Fran Millar, DeKalb County’s sole Republican state senator; Tom Taylor, a DeKalb state represenatative, and Dan Weber, a former state senator in DeKalb, spent roughly 90 minutes talking with residents about cityhood in the county. They spoke about everything from the necessary $30,000 cost of a study to determine a future city’s feasability to the different services a city can offer. (Peachtree Corners, for instance, is “city-light,” which means it exists almost solely to give its residents control over code enforcement and zoning and doesn’t offer much in the way of tangible services.)

No boundaries for a city were discussed. After the meeting it wasn’t clear who wanted a city, where that movement might start and what communities it might include. It was obvious that Monday’s meeting was the very beginning of a difficult process that might seek to organize swaths of residents and communities into a collective enterprise. But, this area, the North Druid Hills-Briarcliff area (or the Lakeside-Emory-Northlake area or whatever else you choose to call it), has existed for so long officially as unincorporated DeKalb County.

One resident, a marketing executive, said one of the most important questions that needs to be answered is, at its heart, about branding: “Where do we live right now?”

It’s a question that doesn’t appear to have vexed the many residents who have organized into nearby cities recently such as Brookhaven, Dunwoody and Sandy Springs, areas that arguably had clearer identities before they became cities.

But Millar, of Dunwoody, said it was important to look at what residents could get out of cityhood.

“When I think of North Druid Hills, this area, I think of preservation. I think of zoning,” he said. “When something goes wrong, you’ve got someone down the street you can complain to.”

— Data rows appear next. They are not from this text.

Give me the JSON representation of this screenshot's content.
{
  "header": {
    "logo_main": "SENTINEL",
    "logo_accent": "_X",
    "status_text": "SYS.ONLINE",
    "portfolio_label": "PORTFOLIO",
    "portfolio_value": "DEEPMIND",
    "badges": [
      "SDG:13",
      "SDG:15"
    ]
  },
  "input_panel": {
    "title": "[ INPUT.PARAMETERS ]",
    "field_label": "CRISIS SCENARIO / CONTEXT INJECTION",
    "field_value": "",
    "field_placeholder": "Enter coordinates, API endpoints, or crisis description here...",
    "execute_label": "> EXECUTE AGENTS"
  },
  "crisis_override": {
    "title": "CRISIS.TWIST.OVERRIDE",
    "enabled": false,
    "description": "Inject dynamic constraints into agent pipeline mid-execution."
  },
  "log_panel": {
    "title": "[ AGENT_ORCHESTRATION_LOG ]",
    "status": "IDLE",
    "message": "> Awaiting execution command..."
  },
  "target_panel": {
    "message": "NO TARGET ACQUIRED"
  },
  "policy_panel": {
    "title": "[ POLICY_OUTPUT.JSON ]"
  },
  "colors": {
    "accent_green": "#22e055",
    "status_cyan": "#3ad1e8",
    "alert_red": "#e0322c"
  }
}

Millar, Taylor and Weber also sought to dispel assumptions about cityhood – things that might drive some residents to want it in the wrong way. For instance:

  • The chances of a city getting its own school district are almost nill, Taylor said. No matter what, most of your property taxes will still continue to go to the DeKalb County School System.
  • Starting a city doesn’t mean you’re seceding from the county. You will most likely continue to pay for some county services such as water and sewer and garbage collection. About 80 percent of tax revenues will continue to go to the county, Millar said: “When cities are created, people are still part of Dekalb County.”
  • It’s a difficult battle and a slog of a process. And if you can get cityhood approved by the legislature, the residents still have to vote in favor of it.

All of this is also separate from a movement to create a City of DeKalb, which is the subject of a study committee in the legislature. Millar said he thinks it’s nearly impossible that would happen, and no legislation proposing it would make it off the floor of the House or Senate.

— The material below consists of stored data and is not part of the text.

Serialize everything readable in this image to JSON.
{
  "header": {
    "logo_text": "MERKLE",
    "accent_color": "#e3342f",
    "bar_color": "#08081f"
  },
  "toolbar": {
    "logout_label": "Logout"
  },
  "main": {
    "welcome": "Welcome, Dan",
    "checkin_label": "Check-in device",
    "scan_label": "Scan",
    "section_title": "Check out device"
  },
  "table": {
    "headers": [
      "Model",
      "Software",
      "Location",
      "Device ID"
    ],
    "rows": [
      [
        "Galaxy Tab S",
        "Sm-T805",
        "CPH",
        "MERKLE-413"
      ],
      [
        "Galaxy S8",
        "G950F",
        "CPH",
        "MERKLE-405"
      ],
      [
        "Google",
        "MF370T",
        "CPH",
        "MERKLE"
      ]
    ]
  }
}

A number of residents expressed frustration that the meeting had no one speaking against cityhood. Although Jeff Rader, DeKalb County’s District 2 commissioner who has spoken against cityhood before, was at the meeting, he left early before making any remarks.

“You have shown us quite simply that you’re all pro-city,” one  resident shouted as a woman explained that any new city needs a  significant amount of commercial or industrial property to finance a  city without over-taxing residents. “Let’s move on to another question.”

Kevin Levitas, a former DeKalb state represenative who represented Briarcliff Woods, said at the next meeting he organizes, speakers opposing cityhood would be invited to speak. He said he was shooting for Nov. 29 as a tentative date.

No packets or heavily detailed information about cityhood was handed out. Millar, Taylor and Weber offered mostly anecdotes and general reflections on what it took to get cities started in Dunwoody and Brookhaven. Millar, for instance, said Dunwoody had 90 days to organize a police force for the city, once voted approved it – a Georgia record, he said.

“Even when these cities are created, they still have warts, believe me,” he said.

Another resident said everyone in the room needed to consider the idea for themselves and not be pushed by state legislators.

“There’s a lot of great reasons to have a city. But if you want to start a city, the leadership needs to come from you, not from state legislators,” he said.

But that sort of leadership hasn’t emerged yet.

“We don’t need to know how to [become a city] until we know why to do it,” another resident said.

What is your take on this movement? Add your comment below.

For more information, check out these links:

http://northdruidhills.patch.com//articles/curious-residents-ponder-cityhood-in-oak-grove

http://northdekalbcity.blogspot.com/

http://theotherbrookhaven.blogspot.com/

Affordable Lindbergh’s Last Stand

A controversial rezoning proposal in Atlanta’s Lindbergh  community, to be considered for the second time by the City Council of  Atlanta on Monday, October 01, 2012, will in part determine the fate of  some two hundred low-income families living in affordable multi-family  apartments like the San Lucia Apartments near Adina Drive, Lindbergh  Drive, Morosgo Drive, and Piedmont Road; as well as the ability of  working families to have some opportunity to afford to live in the  Buckhead area.

Developer  Jeff Fuqua wants to build high-end apartments at market rate rents; a  big box, 3.7 acre Wal-Mart superstore with a giant, 4.2 acre surface  parking lot; and a park.  This, despite the fact that the existing  shopping center there already has a Target, which already includes a  grocery store inside.

Read more >>>

Atlanta Council Delays Vote on Walmart Development

Jaclyn Hirsch – Buckhead Patch

Atlanta City Council failed yet again on Monday to make a decision on the controversial mixed-use development plan off Lindbergh Drive west of North Druid Hills that includes a Walmart.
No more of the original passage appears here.